Enfin, direction la haute vallée du Verdon. Car, ici aussi, la laine fait partie de l’histoire. Au début du XIXe siècle, une vingtaine de fabriques de draps de laine se développent dans cette vallée. Initialement, c’est à Saint-André-les-Alpes que commence l’essor de cette production lainière, avec un certain André Honnorat, qui créa la première fabrique. Puis, l’activité s’est ensuite étendue au Haut Verdon, et notamment à Beauvezer qui comptait alors 6 fabriques, faisant de cette commune la plus active de toutes. Aujourd’hui, bien qu’il soit impossible de visiter l’intérieur des anciennes draperies, vous pouvez néanmoins les découvrir en suivant un itinéraire guidé et jalonné de panneaux explicatifs au départ de Saint-André-les-Alpes.
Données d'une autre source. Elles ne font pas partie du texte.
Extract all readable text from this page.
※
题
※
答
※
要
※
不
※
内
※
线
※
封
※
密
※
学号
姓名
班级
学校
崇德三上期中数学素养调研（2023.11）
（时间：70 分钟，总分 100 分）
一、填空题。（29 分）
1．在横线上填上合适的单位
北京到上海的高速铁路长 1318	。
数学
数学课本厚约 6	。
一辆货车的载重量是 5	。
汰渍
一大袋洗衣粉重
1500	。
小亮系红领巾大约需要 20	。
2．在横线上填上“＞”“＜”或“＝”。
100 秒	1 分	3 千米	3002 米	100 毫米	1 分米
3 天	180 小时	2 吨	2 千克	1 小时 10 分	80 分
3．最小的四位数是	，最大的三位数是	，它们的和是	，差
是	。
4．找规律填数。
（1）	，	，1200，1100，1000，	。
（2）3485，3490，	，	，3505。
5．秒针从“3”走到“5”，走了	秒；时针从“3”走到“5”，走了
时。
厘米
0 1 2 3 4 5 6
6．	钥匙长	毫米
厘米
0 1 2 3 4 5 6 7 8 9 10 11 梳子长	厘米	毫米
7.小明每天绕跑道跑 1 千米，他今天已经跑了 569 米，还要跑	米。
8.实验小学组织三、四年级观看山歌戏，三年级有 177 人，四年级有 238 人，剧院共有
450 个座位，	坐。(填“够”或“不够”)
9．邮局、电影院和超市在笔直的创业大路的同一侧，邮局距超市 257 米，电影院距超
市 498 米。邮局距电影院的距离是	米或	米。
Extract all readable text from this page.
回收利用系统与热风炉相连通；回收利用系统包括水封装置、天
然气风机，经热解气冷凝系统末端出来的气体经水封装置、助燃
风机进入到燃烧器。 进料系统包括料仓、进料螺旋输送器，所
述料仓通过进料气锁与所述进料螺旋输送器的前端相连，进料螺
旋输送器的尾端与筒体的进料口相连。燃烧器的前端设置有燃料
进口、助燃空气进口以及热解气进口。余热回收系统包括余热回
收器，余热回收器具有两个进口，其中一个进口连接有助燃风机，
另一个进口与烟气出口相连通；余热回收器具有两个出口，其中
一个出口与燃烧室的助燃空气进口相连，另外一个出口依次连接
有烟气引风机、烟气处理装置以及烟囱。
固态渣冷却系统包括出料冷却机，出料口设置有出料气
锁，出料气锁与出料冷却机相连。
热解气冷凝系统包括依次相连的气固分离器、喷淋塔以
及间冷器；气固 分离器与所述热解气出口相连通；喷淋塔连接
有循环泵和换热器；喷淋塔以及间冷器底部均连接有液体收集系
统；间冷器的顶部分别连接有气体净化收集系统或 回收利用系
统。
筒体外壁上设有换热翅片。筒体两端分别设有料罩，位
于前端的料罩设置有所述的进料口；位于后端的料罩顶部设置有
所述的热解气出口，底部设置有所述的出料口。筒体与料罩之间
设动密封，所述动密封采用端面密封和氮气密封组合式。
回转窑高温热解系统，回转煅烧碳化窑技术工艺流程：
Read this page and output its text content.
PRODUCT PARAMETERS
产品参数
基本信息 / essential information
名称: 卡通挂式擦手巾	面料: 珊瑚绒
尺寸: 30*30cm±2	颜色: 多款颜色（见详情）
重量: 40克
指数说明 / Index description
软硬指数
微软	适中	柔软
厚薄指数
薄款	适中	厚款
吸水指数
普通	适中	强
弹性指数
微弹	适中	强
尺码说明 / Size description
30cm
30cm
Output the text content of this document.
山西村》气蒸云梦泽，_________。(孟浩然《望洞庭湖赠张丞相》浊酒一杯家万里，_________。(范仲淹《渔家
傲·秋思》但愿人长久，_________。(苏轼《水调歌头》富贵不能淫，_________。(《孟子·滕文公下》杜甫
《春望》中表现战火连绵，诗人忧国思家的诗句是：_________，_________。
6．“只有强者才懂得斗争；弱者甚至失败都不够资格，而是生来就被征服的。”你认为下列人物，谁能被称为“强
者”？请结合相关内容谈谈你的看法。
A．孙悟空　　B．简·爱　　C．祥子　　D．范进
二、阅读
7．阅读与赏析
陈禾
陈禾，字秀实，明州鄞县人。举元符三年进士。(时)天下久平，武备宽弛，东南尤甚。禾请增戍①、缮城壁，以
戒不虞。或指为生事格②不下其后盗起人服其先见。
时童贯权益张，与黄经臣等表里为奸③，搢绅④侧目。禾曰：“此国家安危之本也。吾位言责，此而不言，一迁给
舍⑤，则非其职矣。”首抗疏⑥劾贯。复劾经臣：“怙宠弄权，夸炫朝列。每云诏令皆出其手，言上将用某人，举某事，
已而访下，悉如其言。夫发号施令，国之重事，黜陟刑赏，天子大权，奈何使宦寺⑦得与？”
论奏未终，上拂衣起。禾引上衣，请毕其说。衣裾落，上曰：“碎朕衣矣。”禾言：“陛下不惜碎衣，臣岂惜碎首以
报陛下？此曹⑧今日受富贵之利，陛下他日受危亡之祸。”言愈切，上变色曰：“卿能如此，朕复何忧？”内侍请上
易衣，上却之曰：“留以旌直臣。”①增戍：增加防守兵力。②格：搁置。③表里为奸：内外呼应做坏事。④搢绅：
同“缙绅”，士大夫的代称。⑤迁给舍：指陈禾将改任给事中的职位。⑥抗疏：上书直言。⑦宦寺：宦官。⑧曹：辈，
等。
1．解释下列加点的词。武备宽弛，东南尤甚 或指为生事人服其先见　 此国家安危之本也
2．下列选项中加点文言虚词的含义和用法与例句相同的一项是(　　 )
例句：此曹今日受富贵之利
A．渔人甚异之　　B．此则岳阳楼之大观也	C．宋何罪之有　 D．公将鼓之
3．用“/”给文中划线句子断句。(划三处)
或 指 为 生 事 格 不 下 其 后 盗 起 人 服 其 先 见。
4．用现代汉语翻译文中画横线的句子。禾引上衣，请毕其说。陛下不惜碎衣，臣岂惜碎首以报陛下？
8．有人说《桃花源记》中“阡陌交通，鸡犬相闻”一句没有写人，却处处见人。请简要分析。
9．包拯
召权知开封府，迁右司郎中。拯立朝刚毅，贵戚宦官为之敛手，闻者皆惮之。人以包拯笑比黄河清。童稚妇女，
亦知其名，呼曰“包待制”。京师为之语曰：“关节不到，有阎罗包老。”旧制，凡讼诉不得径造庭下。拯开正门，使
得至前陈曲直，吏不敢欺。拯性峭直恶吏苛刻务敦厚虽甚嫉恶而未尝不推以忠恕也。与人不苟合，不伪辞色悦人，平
Pour terminer notre circuit, descendons plus au sud, jusqu’à la commune de Seillans. Ici, ce n’est pas la laine qui fut au centre de l’attention, mais la soie. Ancienne fabrique de coton, la magnanerie de Seillans, fondée à la fin du XIXe siècle, redonna à l’époque un élan d’activité à la commune en misant sur l’élevage et la récolte du ver à soie. Mais, en 1930, la magnanerie ferme définitivement ses portes et l’immense bâtiment se dégrade d’années en années. Heureusement, par l’action du Conseil Municipal, une partie de la magnanerie a été reconvertie depuis en salle polyvalente, tandis que l’autre partie est exploitée par une structure hôtelière. Entièrement restauré, le bâtiment a retrouvé toute sa splendeur, tout en gardant des éléments authentiques de sa structure, comme le béton ciré ou les poutres d’époque apparentes.